Stanislas Barthélémy a fait partie, dans les années 90, des fondateurs de l’Association. Dans un style léger et élégant, il raconte des histoires bricolées et rêveuses. Il travaille depuis plusieurs années à l’adaptation en BD du feuilleton radiophonique de Jacques Tardi et Michel Boujut : Le perroquet des Batignolles. Nous l’avons rencontré le temps de quelques questions.

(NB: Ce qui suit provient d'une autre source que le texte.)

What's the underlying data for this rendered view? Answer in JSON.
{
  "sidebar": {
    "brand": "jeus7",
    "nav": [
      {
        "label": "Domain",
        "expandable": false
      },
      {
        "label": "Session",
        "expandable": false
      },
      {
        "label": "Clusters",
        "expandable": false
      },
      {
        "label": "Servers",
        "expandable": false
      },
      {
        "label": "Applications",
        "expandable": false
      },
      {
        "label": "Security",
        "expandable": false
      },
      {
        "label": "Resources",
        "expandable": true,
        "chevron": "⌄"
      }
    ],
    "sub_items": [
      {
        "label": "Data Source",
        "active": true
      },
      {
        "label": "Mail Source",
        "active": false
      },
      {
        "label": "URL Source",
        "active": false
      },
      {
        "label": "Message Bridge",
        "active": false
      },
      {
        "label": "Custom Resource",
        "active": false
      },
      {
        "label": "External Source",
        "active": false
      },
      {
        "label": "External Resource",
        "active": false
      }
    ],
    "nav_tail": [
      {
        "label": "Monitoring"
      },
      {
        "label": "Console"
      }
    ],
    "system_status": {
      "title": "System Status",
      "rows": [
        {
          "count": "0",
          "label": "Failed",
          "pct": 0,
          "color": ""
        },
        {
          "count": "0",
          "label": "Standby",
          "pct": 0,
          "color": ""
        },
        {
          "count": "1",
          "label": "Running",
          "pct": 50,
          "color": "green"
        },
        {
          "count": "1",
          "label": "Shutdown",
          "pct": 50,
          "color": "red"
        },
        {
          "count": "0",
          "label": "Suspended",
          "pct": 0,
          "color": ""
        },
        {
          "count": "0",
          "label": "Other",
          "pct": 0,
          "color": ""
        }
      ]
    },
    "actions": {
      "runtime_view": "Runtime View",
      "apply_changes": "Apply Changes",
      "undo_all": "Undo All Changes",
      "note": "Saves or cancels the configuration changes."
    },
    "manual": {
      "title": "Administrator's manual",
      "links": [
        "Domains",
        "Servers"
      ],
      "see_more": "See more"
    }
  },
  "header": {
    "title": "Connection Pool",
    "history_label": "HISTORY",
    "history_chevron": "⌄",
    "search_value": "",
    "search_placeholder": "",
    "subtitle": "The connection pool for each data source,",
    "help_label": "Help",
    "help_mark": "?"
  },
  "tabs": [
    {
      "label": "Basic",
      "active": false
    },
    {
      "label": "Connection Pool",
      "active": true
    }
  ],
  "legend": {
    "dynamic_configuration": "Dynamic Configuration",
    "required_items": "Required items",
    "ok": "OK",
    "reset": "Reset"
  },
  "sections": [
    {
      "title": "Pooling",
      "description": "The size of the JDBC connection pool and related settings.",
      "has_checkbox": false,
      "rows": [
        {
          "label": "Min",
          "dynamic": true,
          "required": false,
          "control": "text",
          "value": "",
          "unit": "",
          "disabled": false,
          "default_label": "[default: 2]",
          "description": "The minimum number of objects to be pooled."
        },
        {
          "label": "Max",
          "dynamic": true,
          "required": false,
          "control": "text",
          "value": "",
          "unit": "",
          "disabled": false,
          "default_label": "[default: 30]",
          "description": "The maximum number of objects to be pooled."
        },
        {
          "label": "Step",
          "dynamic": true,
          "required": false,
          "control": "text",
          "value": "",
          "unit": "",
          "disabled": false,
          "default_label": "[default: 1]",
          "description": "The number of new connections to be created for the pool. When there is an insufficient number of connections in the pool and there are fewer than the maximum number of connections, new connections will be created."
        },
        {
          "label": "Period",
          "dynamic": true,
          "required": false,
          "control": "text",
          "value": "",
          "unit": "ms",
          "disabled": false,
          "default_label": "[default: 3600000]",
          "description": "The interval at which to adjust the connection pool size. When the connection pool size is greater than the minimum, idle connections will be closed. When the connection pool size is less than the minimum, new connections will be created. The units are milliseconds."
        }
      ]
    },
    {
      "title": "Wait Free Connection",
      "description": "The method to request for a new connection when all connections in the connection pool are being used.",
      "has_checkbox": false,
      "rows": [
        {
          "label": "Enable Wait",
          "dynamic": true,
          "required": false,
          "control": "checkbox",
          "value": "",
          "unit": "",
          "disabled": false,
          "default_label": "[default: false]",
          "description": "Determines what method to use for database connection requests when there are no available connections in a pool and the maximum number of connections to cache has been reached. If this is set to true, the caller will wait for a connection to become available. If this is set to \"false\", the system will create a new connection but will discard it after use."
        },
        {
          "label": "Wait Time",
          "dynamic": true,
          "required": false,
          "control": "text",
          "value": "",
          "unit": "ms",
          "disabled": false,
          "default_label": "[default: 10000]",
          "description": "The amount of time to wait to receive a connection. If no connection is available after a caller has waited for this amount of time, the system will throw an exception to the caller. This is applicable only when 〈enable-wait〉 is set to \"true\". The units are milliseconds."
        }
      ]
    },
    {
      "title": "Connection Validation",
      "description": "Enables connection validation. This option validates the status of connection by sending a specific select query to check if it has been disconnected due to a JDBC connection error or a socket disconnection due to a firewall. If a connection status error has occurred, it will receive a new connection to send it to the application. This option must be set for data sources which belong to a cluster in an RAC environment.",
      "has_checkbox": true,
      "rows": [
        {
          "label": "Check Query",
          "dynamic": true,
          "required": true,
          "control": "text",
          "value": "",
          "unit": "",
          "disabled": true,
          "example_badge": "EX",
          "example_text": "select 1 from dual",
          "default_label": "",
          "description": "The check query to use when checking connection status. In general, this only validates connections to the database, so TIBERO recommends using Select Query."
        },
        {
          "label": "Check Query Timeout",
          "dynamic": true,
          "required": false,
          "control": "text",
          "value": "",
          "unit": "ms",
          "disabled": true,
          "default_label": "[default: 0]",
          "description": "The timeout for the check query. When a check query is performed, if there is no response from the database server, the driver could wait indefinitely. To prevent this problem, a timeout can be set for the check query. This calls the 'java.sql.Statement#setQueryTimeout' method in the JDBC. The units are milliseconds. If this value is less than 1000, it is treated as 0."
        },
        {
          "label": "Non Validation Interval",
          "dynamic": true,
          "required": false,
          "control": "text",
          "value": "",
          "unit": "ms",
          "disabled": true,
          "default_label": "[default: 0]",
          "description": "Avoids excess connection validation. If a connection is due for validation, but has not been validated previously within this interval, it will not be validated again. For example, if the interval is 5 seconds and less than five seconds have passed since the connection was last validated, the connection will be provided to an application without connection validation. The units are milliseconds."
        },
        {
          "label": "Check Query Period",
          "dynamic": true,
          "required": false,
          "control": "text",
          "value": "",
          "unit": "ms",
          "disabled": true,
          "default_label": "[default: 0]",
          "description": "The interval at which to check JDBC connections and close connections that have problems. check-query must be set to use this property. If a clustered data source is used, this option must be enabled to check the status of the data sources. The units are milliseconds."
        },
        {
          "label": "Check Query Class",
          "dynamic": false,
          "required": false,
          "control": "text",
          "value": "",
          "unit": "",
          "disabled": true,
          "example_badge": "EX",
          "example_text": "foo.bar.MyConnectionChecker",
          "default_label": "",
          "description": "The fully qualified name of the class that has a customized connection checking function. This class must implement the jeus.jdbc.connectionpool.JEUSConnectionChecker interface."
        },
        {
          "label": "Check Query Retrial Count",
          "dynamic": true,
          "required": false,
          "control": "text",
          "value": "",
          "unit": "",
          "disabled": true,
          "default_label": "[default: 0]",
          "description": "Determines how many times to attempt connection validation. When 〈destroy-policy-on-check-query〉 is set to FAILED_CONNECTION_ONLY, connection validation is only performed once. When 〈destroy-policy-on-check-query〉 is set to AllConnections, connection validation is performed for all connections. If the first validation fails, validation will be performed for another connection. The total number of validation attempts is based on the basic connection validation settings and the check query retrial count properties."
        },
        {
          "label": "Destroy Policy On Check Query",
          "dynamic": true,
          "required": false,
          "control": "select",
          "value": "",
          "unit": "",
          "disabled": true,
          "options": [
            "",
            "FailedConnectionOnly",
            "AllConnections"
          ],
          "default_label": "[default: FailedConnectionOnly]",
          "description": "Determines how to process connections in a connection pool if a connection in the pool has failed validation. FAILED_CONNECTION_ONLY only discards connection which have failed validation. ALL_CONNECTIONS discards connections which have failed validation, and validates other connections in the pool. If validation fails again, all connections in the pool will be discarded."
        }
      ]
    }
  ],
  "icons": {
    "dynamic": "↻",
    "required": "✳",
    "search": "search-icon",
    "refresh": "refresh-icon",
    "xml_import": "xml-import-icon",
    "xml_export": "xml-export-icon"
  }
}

LES IMAGES QUI RACONTENT : Il y a quelque chose qui se dégage dans tout un pan de votre travail (notamment les histoires et illustrations les plus oniriques) qui rappelle le charme des décors en carton-pâte et de la marionnette. L’impression est celle d’un monde bricolé : les phylactères, onomatopées et traits de mouvements deviennent presque des objets palpables. À ce titre, je vous trouve héritier de bricoleurs du rêve tels que Méliès (on pourrait penser aujourd’hui à Michel Gondry), et en bande dessinée, pour citer deux auteurs auxquels vous faites souvent référence, peut-être plus proche d’Alain Saint-Ogan que d’Hergé dans votre rapport à la réalité.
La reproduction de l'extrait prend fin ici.